M. le marchal de Berwick, par ce plan de défense, se trouva en état de n’avoir besoin que d’une petite armée, et d’envoyer au roi vingt bataillons[1] : c’étoit un grand présent dans ce temps-là.

Il y auroit bien de la sottise à moi de juger de sa capacité pour la guerre, c’est-à-dire pour une chose que je ne puis entendre. Cependant, s’il m’étoit permis de me hasarder, je dirois que, comme chaque grand homme, outre sa capacité générale, a encore un talent particulier dans lequel il excelle, et qui fait sa vertu distinctive ; je dirois que le talent particulier de M. le maréchal de Berwick étoit de faire une guerre défensive, de relever des choses désespérées, et de bien connoître toutes les ressources que l’on peut avoir dans les malheurs. Il falloit bien qu’il sentît ses forces à cet égard : je lui ai souvent entendu dire que la chose qu’il avoit toute sa vie le plus souhaitée, c’étoit d’avoir une bonne place à défendre.

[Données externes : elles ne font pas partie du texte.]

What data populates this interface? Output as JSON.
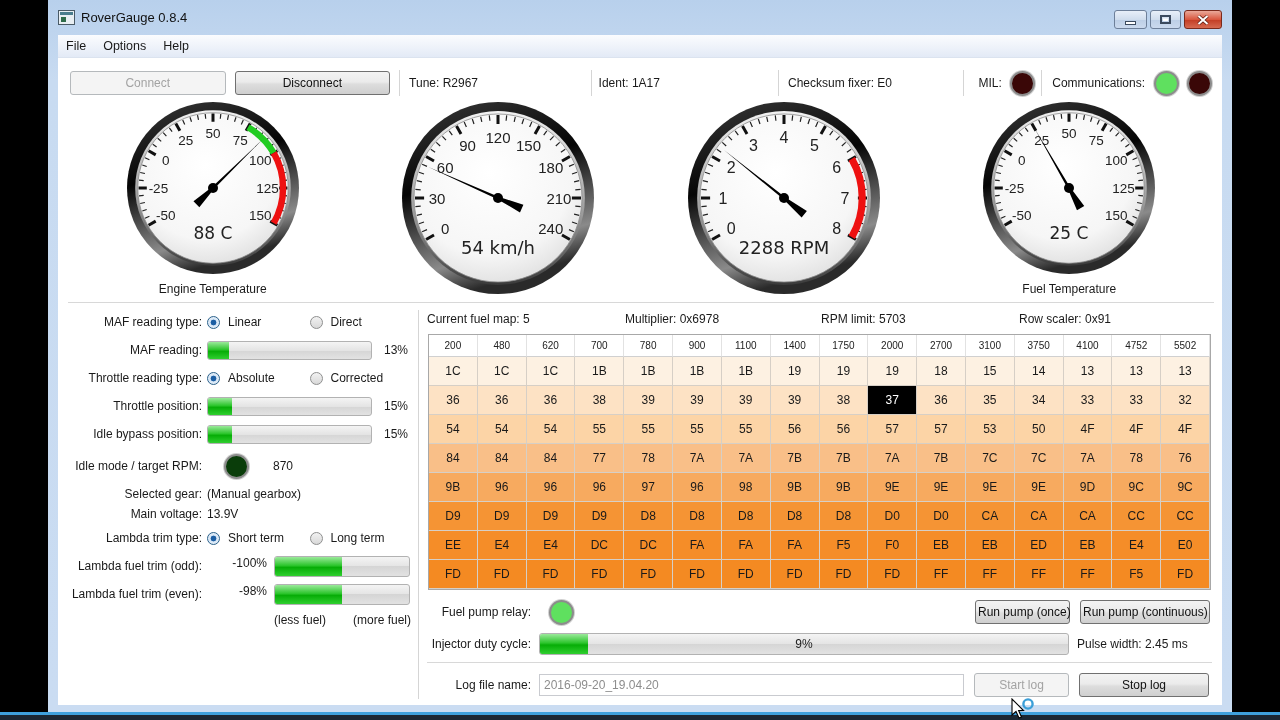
{
  "window": {
    "title": "RoverGauge 0.8.4"
  },
  "menu": [
    "File",
    "Options",
    "Help"
  ],
  "toolbar": {
    "buttons": [
      {
        "label": "Connect",
        "disabled": true
      },
      {
        "label": "Disconnect",
        "disabled": false
      }
    ],
    "fields": [
      "Tune: R2967",
      "Ident: 1A17",
      "Checksum fixer: E0"
    ],
    "mil": {
      "label": "MIL:",
      "color": "#3a0707"
    },
    "communications": {
      "label": "Communications:",
      "lights": [
        {
          "color": "#5fe05f"
        },
        {
          "color": "#3a0707"
        }
      ]
    }
  },
  "gauges": [
    {
      "kind": "thermometer",
      "ticks": [
        {
          "label": "-50"
        },
        {
          "label": "-25"
        },
        {
          "label": "0"
        },
        {
          "label": "25"
        },
        {
          "label": "50"
        },
        {
          "label": "75",
          "color": "#22cc22"
        },
        {
          "label": "100",
          "color": "#ee1111"
        },
        {
          "label": "125",
          "color": "#ee1111"
        },
        {
          "label": "150"
        }
      ],
      "level": 0.69,
      "reading": "88 C",
      "caption": "Engine Temperature"
    },
    {
      "kind": "speedometer",
      "ticks": [
        {
          "label": "0"
        },
        {
          "label": "30"
        },
        {
          "label": "60"
        },
        {
          "label": "90"
        },
        {
          "label": "120"
        },
        {
          "label": "150"
        },
        {
          "label": "180"
        },
        {
          "label": "210"
        },
        {
          "label": "240"
        }
      ],
      "level": 0.225,
      "reading": "54 km/h"
    },
    {
      "kind": "tachometer",
      "ticks": [
        {
          "label": "0"
        },
        {
          "label": "1"
        },
        {
          "label": "2"
        },
        {
          "label": "3"
        },
        {
          "label": "4"
        },
        {
          "label": "5"
        },
        {
          "label": "6",
          "color": "#ee1111"
        },
        {
          "label": "7",
          "color": "#ee1111"
        },
        {
          "label": "8"
        }
      ],
      "level": 0.286,
      "reading": "2288 RPM"
    },
    {
      "kind": "thermometer",
      "ticks": [
        {
          "label": "-50"
        },
        {
          "label": "-25"
        },
        {
          "label": "0"
        },
        {
          "label": "25"
        },
        {
          "label": "50"
        },
        {
          "label": "75"
        },
        {
          "label": "100"
        },
        {
          "label": "125"
        },
        {
          "label": "150"
        }
      ],
      "level": 0.375,
      "reading": "25 C",
      "caption": "Fuel Temperature"
    }
  ],
  "readings": [
    {
      "kind": "radio",
      "label": "MAF reading type:",
      "options": [
        {
          "label": "Linear",
          "selected": true
        },
        {
          "label": "Direct",
          "selected": false
        }
      ]
    },
    {
      "kind": "bar",
      "label": "MAF reading:",
      "level": 0.13,
      "reading": "13%"
    },
    {
      "kind": "radio",
      "label": "Throttle reading type:",
      "options": [
        {
          "label": "Absolute",
          "selected": true
        },
        {
          "label": "Corrected",
          "selected": false
        }
      ]
    },
    {
      "kind": "bar",
      "label": "Throttle position:",
      "level": 0.15,
      "reading": "15%"
    },
    {
      "kind": "bar",
      "label": "Idle bypass position:",
      "level": 0.15,
      "reading": "15%"
    },
    {
      "kind": "light",
      "label": "Idle mode / target RPM:",
      "color": "#0a3d0a",
      "value": "870"
    },
    {
      "kind": "text",
      "label": "Selected gear:",
      "value": "(Manual gearbox)"
    },
    {
      "kind": "text",
      "label": "Main voltage:",
      "value": "13.9V"
    },
    {
      "kind": "radio",
      "label": "Lambda trim type:",
      "options": [
        {
          "label": "Short term",
          "selected": true
        },
        {
          "label": "Long term",
          "selected": false
        }
      ]
    },
    {
      "kind": "trim",
      "label": "Lambda fuel trim (odd):",
      "reading": "-100%",
      "level": 0.5
    },
    {
      "kind": "trim",
      "label": "Lambda fuel trim (even):",
      "reading": "-98%",
      "level": 0.5
    },
    {
      "kind": "legend",
      "labels": [
        "(less fuel)",
        "(more fuel)"
      ]
    }
  ],
  "fuel_map": {
    "info": [
      "Current fuel map: 5",
      "Multiplier: 0x6978",
      "RPM limit: 5703",
      "Row scaler: 0x91"
    ],
    "columns": [
      "200",
      "480",
      "620",
      "700",
      "780",
      "900",
      "1100",
      "1400",
      "1750",
      "2000",
      "2700",
      "3100",
      "3750",
      "4100",
      "4752",
      "5502"
    ],
    "rows": [
      {
        "cells": [
          {
            "value": "1C",
            "selected": false
          },
          {
            "value": "1C",
            "selected": false
          },
          {
            "value": "1C",
            "selected": false
          },
          {
            "value": "1B",
            "selected": false
          },
          {
            "value": "1B",
            "selected": false
          },
          {
            "value": "1B",
            "selected": false
          },
          {
            "value": "1B",
            "selected": false
          },
          {
            "value": "19",
            "selected": false
          },
          {
            "value": "19",
            "selected": false
          },
          {
            "value": "19",
            "selected": false
          },
          {
            "value": "18",
            "selected": false
          },
          {
            "value": "15",
            "selected": false
          },
          {
            "value": "14",
            "selected": false
          },
          {
            "value": "13",
            "selected": false
          },
          {
            "value": "13",
            "selected": false
          },
          {
            "value": "13",
            "selected": false
          }
        ]
      },
      {
        "cells": [
          {
            "value": "36",
            "selected": false
          },
          {
            "value": "36",
            "selected": false
          },
          {
            "value": "36",
            "selected": false
          },
          {
            "value": "38",
            "selected": false
          },
          {
            "value": "39",
            "selected": false
          },
          {
            "value": "39",
            "selected": false
          },
          {
            "value": "39",
            "selected": false
          },
          {
            "value": "39",
            "selected": false
          },
          {
            "value": "38",
            "selected": false
          },
          {
            "value": "37",
            "selected": true
          },
          {
            "value": "36",
            "selected": false
          },
          {
            "value": "35",
            "selected": false
          },
          {
            "value": "34",
            "selected": false
          },
          {
            "value": "33",
            "selected": false
          },
          {
            "value": "33",
            "selected": false
          },
          {
            "value": "32",
            "selected": false
          }
        ]
      },
      {
        "cells": [
          {
            "value": "54",
            "selected": false
          },
          {
            "value": "54",
            "selected": false
          },
          {
            "value": "54",
            "selected": false
          },
          {
            "value": "55",
            "selected": false
          },
          {
            "value": "55",
            "selected": false
          },
          {
            "value": "55",
            "selected": false
          },
          {
            "value": "55",
            "selected": false
          },
          {
            "value": "56",
            "selected": false
          },
          {
            "value": "56",
            "selected": false
          },
          {
            "value": "57",
            "selected": false
          },
          {
            "value": "57",
            "selected": false
          },
          {
            "value": "53",
            "selected": false
          },
          {
            "value": "50",
            "selected": false
          },
          {
            "value": "4F",
            "selected": false
          },
          {
            "value": "4F",
            "selected": false
          },
          {
            "value": "4F",
            "selected": false
          }
        ]
      },
      {
        "cells": [
          {
            "value": "84",
            "selected": false
          },
          {
            "value": "84",
            "selected": false
          },
          {
            "value": "84",
            "selected": false
          },
          {
            "value": "77",
            "selected": false
          },
          {
            "value": "78",
            "selected": false
          },
          {
            "value": "7A",
            "selected": false
          },
          {
            "value": "7A",
            "selected": false
          },
          {
            "value": "7B",
            "selected": false
          },
          {
            "value": "7B",
            "selected": false
          },
          {
            "value": "7A",
            "selected": false
          },
          {
            "value": "7B",
            "selected": false
          },
          {
            "value": "7C",
            "selected": false
          },
          {
            "value": "7C",
            "selected": false
          },
          {
            "value": "7A",
            "selected": false
          },
          {
            "value": "78",
            "selected": false
          },
          {
            "value": "76",
            "selected": false
          }
        ]
      },
      {
        "cells": [
          {
            "value": "9B",
            "selected": false
          },
          {
            "value": "96",
            "selected": false
          },
          {
            "value": "96",
            "selected": false
          },
          {
            "value": "96",
            "selected": false
          },
          {
            "value": "97",
            "selected": false
          },
          {
            "value": "96",
            "selected": false
          },
          {
            "value": "98",
            "selected": false
          },
          {
            "value": "9B",
            "selected": false
          },
          {
            "value": "9B",
            "selected": false
          },
          {
            "value": "9E",
            "selected": false
          },
          {
            "value": "9E",
            "selected": false
          },
          {
            "value": "9E",
            "selected": false
          },
          {
            "value": "9E",
            "selected": false
          },
          {
            "value": "9D",
            "selected": false
          },
          {
            "value": "9C",
            "selected": false
          },
          {
            "value": "9C",
            "selected": false
          }
        ]
      },
      {
        "cells": [
          {
            "value": "D9",
            "selected": false
          },
          {
            "value": "D9",
            "selected": false
          },
          {
            "value": "D9",
            "selected": false
          },
          {
            "value": "D9",
            "selected": false
          },
          {
            "value": "D8",
            "selected": false
          },
          {
            "value": "D8",
            "selected": false
          },
          {
            "value": "D8",
            "selected": false
          },
          {
            "value": "D8",
            "selected": false
          },
          {
            "value": "D8",
            "selected": false
          },
          {
            "value": "D0",
            "selected": false
          },
          {
            "value": "D0",
            "selected": false
          },
          {
            "value": "CA",
            "selected": false
          },
          {
            "value": "CA",
            "selected": false
          },
          {
            "value": "CA",
            "selected": false
          },
          {
            "value": "CC",
            "selected": false
          },
          {
            "value": "CC",
            "selected": false
          }
        ]
      },
      {
        "cells": [
          {
            "value": "EE",
            "selected": false
          },
          {
            "value": "E4",
            "selected": false
          },
          {
            "value": "E4",
            "selected": false
          },
          {
            "value": "DC",
            "selected": false
          },
          {
            "value": "DC",
            "selected": false
          },
          {
            "value": "FA",
            "selected": false
          },
          {
            "value": "FA",
            "selected": false
          },
          {
            "value": "FA",
            "selected": false
          },
          {
            "value": "F5",
            "selected": false
          },
          {
            "value": "F0",
            "selected": false
          },
          {
            "value": "EB",
            "selected": false
          },
          {
            "value": "EB",
            "selected": false
          },
          {
            "value": "ED",
            "selected": false
          },
          {
            "value": "EB",
            "selected": false
          },
          {
            "value": "E4",
            "selected": false
          },
          {
            "value": "E0",
            "selected": false
          }
        ]
      },
      {
        "cells": [
          {
            "value": "FD",
            "selected": false
          },
          {
            "value": "FD",
            "selected": false
          },
          {
            "value": "FD",
            "selected": false
          },
          {
            "value": "FD",
            "selected": false
          },
          {
            "value": "FD",
            "selected": false
          },
          {
            "value": "FD",
            "selected": false
          },
          {
            "value": "FD",
            "selected": false
          },
          {
            "value": "FD",
            "selected": false
          },
          {
            "value": "FD",
            "selected": false
          },
          {
            "value": "FD",
            "selected": false
          },
          {
            "value": "FF",
            "selected": false
          },
          {
            "value": "FF",
            "selected": false
          },
          {
            "value": "FF",
            "selected": false
          },
          {
            "value": "FF",
            "selected": false
          },
          {
            "value": "F5",
            "selected": false
          },
          {
            "value": "FD",
            "selected": false
          }
        ]
      }
    ]
  },
  "fuel_pump": {
    "label": "Fuel pump relay:",
    "color": "#5fe05f",
    "buttons": [
      {
        "label": "Run pump (once)",
        "disabled": false
      },
      {
        "label": "Run pump (continuous)",
        "disabled": false
      }
    ]
  },
  "injector": {
    "label": "Injector duty cycle:",
    "level": 0.09,
    "reading": "9%",
    "pulse_width": "Pulse width: 2.45 ms"
  },
  "log": {
    "label": "Log file name:",
    "value": "2016-09-20_19.04.20",
    "disabled": true,
    "buttons": [
      {
        "label": "Start log",
        "disabled": true
      },
      {
        "label": "Stop log",
        "disabled": false
      }
    ]
  }
}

La paix fut signée à Utrecht en 1713. Le roi mourut le premier de septembre 1715 : M. le duc d’Orléans fut régent du royaume. M. le maréchal de Berwick fut envoyé commander en Guienne. Me permettra-t-on de dire que ce fut un grand bonheur pour moi, puisque c’est là que je l’ai connu ?

Les tracasseries du cardinal Alberoni firent naître la guerre que M. le maréchal de Berwick fit sur les frontières d’Espagne. Le ministère ayant changé par la mort de M. le duc d’Orléans, on lui ôta le commandement de Guienne. Il partagea son temps entre la cour, Paris et sa maison de Fitz-

  1. var. Vingt escadrons.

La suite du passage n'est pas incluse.